5. What's been the biggest struggle for you, as a 20-something mom?
Without a doubt, confidence. I've always felt like I didn't quite fit in to the modern motherhood box that the media including blogs have created. In the past I've felt that moms and other women in general had a "Isn't she cute" pat-her-on-the-head view of me because of my age, and of course this had made me insecure.
In fact, until I found Early Mama I didn't really know that there were other moms like me out there! I now know that many 20-something moms have the same struggle and that I'm not alone.
I had always heard the term "find your tribe" and knew I hadn't yet, so I'm grateful to you for the amazing community of young mamas that you've brought together here! [Ed: aw shucks.]
6. And what's been the biggest advantage for choosing motherhood earlier rather than later?
I'll be 30 in a few days and I'm happy to be able to focus on creating healthy habits now rather than later. And I say this because pregnancy always throws me off for a couple of years and I've had many small but frustrating health issues my whole life.
Knowing that my family is complete and that I can feel good physically is a good feeling after feeling like my body is falling apart. I was in a car accident at 18 that left some minor but permanent injuries and I've always known that I need to be very diligent about taking care of my body now or I will truly suffer later. Having kids has made this difficult so I'm happy to be done with that more physically challenging part of my life.
7. Tell us about your blog. How would you define a "conscious perspective"?
I started my blog because I couldn't find what I was looking for already out there. Blogs were just filled with so much snark and judgment, so it was hard to accept that everyone felt the same. So I began blogging about what mattered to me: spirituality, personal growth, and humanitarianism.
The term "Conscious Perspective" was exactly the combination of words I was looking for. I define a "conscious perspective" as this: the ability to asses a situation, person, or experience with non-judgment, compassion, and tolerance.
I've created this little home online that I hope challenges readers' thoughts, brings comfort to let them know they are not alone, and provides a little inspiration when they are feeling down.
8. How has your way of thinking — your self — evolved throughout your 20s?

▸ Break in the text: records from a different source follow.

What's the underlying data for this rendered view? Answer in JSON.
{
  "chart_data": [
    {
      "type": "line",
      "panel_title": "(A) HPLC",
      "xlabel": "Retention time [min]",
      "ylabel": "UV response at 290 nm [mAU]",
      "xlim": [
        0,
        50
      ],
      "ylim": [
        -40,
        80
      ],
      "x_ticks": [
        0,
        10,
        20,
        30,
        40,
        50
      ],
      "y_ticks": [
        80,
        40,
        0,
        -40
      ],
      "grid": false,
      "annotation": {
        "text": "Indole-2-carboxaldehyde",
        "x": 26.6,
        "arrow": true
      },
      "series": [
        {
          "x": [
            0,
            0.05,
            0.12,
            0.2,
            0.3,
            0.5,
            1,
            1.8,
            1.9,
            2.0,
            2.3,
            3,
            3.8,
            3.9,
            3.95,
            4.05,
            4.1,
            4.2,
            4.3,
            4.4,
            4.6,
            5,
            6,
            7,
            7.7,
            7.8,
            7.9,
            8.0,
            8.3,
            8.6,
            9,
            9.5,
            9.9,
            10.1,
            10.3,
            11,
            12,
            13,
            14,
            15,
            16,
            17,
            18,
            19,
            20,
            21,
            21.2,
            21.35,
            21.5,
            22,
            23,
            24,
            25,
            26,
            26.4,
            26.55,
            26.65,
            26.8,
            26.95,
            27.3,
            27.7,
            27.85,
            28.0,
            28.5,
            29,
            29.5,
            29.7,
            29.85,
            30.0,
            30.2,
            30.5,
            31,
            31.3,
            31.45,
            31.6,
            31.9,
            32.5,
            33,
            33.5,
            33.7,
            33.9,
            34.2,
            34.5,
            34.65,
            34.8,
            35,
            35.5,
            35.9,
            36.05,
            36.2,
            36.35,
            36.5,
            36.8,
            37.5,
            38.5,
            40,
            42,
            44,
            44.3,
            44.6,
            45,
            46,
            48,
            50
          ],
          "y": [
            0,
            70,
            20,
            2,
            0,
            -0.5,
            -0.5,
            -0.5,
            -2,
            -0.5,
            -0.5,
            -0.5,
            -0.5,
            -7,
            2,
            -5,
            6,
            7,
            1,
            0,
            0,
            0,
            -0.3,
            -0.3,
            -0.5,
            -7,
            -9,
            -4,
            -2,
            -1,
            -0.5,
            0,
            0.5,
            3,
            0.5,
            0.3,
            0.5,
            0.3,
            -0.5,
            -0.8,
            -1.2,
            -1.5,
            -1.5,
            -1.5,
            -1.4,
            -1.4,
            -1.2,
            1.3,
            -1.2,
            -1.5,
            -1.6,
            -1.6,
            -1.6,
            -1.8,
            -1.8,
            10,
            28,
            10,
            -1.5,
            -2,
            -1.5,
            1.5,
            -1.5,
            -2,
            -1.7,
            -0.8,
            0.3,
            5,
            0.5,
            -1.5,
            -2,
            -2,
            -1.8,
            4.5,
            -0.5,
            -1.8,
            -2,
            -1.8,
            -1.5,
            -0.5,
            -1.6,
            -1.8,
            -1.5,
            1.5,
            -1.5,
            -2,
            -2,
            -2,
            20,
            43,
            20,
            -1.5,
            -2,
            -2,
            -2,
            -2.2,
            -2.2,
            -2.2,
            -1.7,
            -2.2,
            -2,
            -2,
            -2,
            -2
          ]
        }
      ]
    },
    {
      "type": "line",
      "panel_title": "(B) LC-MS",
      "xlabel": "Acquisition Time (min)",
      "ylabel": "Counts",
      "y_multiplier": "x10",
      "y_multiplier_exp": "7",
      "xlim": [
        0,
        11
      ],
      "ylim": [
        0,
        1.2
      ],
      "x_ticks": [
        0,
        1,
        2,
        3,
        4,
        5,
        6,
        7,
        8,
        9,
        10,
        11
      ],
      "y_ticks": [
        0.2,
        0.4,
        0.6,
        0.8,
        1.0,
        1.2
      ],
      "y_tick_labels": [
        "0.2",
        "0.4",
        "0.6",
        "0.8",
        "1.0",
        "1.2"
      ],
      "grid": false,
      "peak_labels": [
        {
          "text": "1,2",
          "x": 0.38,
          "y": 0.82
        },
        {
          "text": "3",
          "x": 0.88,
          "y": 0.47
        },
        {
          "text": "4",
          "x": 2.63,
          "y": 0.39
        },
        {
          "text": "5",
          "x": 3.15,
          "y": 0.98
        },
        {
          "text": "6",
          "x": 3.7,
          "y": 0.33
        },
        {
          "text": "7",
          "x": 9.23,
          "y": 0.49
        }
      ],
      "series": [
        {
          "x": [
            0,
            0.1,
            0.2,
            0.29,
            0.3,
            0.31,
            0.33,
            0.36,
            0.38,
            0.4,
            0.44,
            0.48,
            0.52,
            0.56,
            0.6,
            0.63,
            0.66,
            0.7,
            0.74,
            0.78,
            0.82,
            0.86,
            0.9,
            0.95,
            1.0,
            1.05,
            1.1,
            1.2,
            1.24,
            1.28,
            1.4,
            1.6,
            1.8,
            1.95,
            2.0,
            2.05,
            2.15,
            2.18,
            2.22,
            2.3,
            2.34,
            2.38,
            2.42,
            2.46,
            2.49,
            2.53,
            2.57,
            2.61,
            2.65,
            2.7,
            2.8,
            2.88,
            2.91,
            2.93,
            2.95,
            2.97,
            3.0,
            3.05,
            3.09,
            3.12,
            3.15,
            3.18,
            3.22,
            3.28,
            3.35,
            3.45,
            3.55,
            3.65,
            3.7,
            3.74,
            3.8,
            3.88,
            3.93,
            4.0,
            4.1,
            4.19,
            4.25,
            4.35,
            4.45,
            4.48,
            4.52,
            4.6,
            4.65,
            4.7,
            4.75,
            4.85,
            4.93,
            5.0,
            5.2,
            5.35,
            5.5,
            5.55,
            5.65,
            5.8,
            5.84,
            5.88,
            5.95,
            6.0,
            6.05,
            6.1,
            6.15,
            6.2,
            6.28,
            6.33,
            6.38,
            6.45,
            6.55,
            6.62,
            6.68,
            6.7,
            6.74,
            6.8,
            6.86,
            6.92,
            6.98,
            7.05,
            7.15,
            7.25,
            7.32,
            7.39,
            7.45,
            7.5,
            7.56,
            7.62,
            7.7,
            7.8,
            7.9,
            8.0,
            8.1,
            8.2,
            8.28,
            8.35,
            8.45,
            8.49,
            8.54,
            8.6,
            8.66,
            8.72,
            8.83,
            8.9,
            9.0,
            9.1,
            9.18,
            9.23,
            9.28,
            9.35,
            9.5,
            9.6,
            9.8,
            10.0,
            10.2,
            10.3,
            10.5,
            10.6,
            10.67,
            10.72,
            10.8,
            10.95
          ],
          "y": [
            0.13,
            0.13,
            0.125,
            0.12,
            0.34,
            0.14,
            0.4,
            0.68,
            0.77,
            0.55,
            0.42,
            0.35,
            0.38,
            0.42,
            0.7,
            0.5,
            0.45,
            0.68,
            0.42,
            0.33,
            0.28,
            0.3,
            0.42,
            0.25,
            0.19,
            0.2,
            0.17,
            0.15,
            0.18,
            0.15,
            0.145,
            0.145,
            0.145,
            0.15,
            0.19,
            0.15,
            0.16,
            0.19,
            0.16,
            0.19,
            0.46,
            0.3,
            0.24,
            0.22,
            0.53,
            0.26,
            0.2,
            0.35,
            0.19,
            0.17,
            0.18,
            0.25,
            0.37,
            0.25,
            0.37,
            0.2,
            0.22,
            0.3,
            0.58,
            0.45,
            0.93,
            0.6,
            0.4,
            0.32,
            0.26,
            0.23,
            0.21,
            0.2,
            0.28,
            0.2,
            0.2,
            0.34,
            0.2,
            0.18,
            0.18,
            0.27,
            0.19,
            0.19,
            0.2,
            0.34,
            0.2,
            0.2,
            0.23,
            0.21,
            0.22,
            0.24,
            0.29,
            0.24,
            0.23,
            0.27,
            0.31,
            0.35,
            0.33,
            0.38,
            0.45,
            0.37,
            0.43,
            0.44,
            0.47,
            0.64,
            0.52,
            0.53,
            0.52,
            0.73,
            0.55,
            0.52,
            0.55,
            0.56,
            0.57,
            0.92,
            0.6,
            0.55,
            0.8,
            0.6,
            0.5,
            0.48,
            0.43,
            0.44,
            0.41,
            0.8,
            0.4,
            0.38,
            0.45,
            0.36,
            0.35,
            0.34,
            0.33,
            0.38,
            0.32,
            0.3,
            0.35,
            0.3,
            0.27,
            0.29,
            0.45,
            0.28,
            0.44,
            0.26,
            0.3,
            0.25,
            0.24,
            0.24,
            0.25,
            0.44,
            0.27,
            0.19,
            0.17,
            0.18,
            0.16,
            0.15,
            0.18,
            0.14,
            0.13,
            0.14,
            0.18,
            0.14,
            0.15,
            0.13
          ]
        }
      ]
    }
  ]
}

I don't think words can't properly describe how much shifting and evolving we are capable of in our 20s. I didn't change much from 20 to 25, but 25 onward were major years for me; and it wasn't a natural, or should I say effortless, evolution for me. It was forced and it was painful.
9. What forced you to change?
The root of all of my growth was recognizing that I lived my life in fear, and having kids really brought those fears to the surface. I worried about them, their health, our health. I suffered from anxiety for the first time in my life, though I had always struggled with depression.
I hit rock bottom and slowly built my way back up. I had to go back to square one and change my thought patterns completely. I had to remind myself that my gut reactions were telling me lies, and to run the other way.
This five-year progression has given me a new lease on life and has allowed me to become more compassionate, open, and accepting. I still falter. I still judge sometimes. Get angry or jealous or resentful, but at the core I have a sense of peace that I always go back to.
10. If you could go back to your 20-year-old self and tell her something, what would it be?
Drop everything and start exploring what is happening inside of you. Stop looking outside of yourself for happiness. You will save yourself years of heartache, depression and confusion!